Dans le temps long de l’histoire budgétaire de la Ve République, on mesure ce que cet effort de maîtrise de la dépense publique a d’exceptionnel !
Quel que soit le gouvernement chargé de la direction du pays, cet effort doit être accompli. Or, étant donné la structure de la dépense publique, ce chantier ne peut aboutir si les efforts se limitent à l’État. Les collectivités territoriales doivent donc être mises à contribution, ce qui est impossible – c’est là tout l’enjeu de cette réforme – si leurs structures restent inchangées.
Compte tenu du poids des autorités décentralisées dans la dépense publique globale, pour obtenir des économies réelles et soutenables, ainsi qu’une maîtrise de la dépense publique, il faut transformer la structure des collectivités territoriales. À ce titre, il s’agit de mutualiser au maximum les dépenses de fonctionnement, afin de préserver des marges de manœuvre pour l’investissement.

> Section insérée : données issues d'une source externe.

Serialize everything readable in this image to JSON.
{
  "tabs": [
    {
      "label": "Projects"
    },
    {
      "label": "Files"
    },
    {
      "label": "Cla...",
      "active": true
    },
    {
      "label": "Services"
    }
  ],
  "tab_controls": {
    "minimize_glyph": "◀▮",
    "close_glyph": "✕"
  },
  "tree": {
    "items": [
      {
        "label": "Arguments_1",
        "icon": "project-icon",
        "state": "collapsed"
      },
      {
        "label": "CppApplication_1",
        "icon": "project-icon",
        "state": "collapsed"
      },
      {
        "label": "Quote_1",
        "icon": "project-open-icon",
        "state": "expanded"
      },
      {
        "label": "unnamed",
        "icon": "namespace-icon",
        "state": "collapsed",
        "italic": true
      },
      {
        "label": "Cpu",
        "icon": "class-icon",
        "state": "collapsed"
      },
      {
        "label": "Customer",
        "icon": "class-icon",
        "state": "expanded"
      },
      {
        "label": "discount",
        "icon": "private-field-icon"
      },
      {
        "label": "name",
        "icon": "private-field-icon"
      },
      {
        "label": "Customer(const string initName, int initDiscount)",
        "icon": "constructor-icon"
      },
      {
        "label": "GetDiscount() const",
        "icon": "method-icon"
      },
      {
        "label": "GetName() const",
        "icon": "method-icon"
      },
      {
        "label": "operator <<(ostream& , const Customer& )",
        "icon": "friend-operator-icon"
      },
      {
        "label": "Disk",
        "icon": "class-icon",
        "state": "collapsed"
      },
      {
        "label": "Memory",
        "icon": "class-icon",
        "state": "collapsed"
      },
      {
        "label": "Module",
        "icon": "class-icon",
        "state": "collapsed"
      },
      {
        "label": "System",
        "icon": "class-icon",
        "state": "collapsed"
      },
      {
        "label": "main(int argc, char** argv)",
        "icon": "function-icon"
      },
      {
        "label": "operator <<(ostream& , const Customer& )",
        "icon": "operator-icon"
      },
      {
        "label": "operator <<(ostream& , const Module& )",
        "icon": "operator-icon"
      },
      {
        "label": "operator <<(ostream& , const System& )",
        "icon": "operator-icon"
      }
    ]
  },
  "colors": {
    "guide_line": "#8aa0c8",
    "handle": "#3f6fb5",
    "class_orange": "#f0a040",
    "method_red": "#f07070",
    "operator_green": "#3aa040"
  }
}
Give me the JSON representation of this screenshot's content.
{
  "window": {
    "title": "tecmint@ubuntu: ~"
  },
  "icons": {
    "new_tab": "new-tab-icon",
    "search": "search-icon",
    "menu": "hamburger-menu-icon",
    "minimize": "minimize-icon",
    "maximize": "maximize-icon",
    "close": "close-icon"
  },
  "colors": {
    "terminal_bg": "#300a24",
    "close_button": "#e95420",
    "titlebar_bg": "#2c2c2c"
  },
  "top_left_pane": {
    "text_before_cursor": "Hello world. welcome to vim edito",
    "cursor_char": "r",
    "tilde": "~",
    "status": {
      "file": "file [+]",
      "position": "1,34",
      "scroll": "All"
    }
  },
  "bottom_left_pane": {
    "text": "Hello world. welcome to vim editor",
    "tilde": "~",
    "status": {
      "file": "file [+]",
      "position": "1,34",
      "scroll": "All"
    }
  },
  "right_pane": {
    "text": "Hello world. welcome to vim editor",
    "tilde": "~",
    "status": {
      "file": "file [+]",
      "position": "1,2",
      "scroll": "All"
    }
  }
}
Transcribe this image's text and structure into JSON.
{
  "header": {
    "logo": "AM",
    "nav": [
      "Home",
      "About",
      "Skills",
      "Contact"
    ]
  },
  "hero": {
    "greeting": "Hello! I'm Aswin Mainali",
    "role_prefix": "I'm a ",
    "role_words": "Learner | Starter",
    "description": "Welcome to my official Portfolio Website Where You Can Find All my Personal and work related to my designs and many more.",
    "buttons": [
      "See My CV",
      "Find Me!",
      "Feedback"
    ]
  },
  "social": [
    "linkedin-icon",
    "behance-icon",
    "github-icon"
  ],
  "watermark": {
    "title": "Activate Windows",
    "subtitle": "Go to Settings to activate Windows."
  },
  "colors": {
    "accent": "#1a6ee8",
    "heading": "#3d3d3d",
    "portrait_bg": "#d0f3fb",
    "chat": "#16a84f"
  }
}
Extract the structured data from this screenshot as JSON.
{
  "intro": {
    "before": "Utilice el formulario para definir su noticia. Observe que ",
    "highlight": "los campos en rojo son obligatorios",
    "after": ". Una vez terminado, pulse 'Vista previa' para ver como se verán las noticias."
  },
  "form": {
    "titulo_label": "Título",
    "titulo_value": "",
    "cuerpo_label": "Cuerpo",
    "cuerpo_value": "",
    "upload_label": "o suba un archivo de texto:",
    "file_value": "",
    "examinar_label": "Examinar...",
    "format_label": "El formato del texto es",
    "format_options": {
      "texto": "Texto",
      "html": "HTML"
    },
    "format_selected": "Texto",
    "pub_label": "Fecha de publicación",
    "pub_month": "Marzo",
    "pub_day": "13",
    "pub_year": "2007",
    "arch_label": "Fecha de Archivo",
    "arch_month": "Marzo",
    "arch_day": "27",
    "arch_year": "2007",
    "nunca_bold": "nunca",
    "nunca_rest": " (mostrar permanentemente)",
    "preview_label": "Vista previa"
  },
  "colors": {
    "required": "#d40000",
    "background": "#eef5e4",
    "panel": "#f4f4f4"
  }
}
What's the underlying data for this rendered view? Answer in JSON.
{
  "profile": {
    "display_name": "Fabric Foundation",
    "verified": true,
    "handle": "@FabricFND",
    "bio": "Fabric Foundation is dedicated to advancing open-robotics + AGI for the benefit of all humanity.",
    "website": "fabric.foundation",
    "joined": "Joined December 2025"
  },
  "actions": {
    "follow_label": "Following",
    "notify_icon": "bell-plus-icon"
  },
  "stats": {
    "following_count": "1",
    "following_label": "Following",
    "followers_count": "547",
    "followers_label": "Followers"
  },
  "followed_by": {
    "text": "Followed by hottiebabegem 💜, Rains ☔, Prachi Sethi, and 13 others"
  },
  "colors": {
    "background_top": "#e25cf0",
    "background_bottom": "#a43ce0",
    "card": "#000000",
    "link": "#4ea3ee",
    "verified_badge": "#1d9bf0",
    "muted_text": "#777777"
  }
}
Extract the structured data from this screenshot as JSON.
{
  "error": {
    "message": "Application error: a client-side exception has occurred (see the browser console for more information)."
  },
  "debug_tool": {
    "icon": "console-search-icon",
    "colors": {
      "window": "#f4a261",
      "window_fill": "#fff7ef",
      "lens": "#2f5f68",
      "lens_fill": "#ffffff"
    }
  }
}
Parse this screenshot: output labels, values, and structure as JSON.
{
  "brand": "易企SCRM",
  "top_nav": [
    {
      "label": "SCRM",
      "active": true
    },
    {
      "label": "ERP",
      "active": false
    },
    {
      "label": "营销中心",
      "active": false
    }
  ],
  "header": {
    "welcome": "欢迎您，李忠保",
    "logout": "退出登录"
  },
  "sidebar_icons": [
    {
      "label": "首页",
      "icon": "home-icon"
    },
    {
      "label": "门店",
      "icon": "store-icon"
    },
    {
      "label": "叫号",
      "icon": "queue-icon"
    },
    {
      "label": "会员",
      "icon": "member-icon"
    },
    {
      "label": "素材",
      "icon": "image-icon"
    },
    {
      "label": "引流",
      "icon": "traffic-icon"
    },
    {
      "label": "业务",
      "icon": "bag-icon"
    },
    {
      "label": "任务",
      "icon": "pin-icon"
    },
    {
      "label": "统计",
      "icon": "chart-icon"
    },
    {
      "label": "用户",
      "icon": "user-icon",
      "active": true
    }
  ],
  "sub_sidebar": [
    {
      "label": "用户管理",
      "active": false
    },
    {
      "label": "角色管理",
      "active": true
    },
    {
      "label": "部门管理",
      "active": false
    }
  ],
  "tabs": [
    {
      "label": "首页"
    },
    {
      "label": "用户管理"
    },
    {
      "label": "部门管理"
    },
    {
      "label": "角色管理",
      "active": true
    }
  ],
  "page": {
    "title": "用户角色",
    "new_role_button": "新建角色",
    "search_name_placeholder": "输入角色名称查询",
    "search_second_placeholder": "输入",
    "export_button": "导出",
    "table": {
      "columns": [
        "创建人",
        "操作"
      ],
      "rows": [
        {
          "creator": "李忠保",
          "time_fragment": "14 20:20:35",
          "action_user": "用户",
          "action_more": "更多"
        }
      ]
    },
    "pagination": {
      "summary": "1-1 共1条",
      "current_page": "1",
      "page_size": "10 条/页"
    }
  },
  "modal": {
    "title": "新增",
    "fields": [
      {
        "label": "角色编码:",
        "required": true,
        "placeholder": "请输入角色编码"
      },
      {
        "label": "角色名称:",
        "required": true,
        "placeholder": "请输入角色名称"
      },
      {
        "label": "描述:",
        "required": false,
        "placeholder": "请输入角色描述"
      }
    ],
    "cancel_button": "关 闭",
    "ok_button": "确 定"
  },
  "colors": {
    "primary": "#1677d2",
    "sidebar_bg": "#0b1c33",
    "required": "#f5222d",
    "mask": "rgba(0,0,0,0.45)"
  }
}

J’ai entendu nombre d’interventions, notamment celles de MM. Mézard, Joyandet, Retailleau et Guillaume, qui évoquaient la soutenabilité de cet effort budgétaire. La fusion des régions permettra-t-elle de garantir des économies de fonctionnement ? J’en suis convaincu, d’autant que je m’appuie sur des informations documentées.
Toutefois, il ne suffit pas de décréter les économies pour qu’elles se réalisent. Parallèlement, il faut expliquer comment les construire et les rendre possibles sans altérer la qualité du service public. À mon sens, ces économies sont possibles grâce à un regroupement de la politique des achats, notamment par l’effet de la clarification des compétences.
Une grande collectivité territoriale, disposant par exemple d’un ensemble de compétences en matière scolaire, peut procéder à une concentration de la politique d’achats et ainsi dégager des économies significatives. C’est la logique que nous avons suivie au sein de l’appareil d’État au cours des deux dernières années. Ce faisant, nous avons réalisé près de 2 milliards d’euros d’économies au titre des achats.
Citons un autre cas : deux collectivités différentes comprennent deux services des ressources humaines, deux services financiers, deux services de maintenance des moyens automobiles ou des bâtiments. Lorsque ces structures sont regroupées, les économies ne s’observent peut-être pas dès la première année. Toutefois, par un effet de mutualisation, on s’épargne le remplacement systématique des départs en retraite dans ces services.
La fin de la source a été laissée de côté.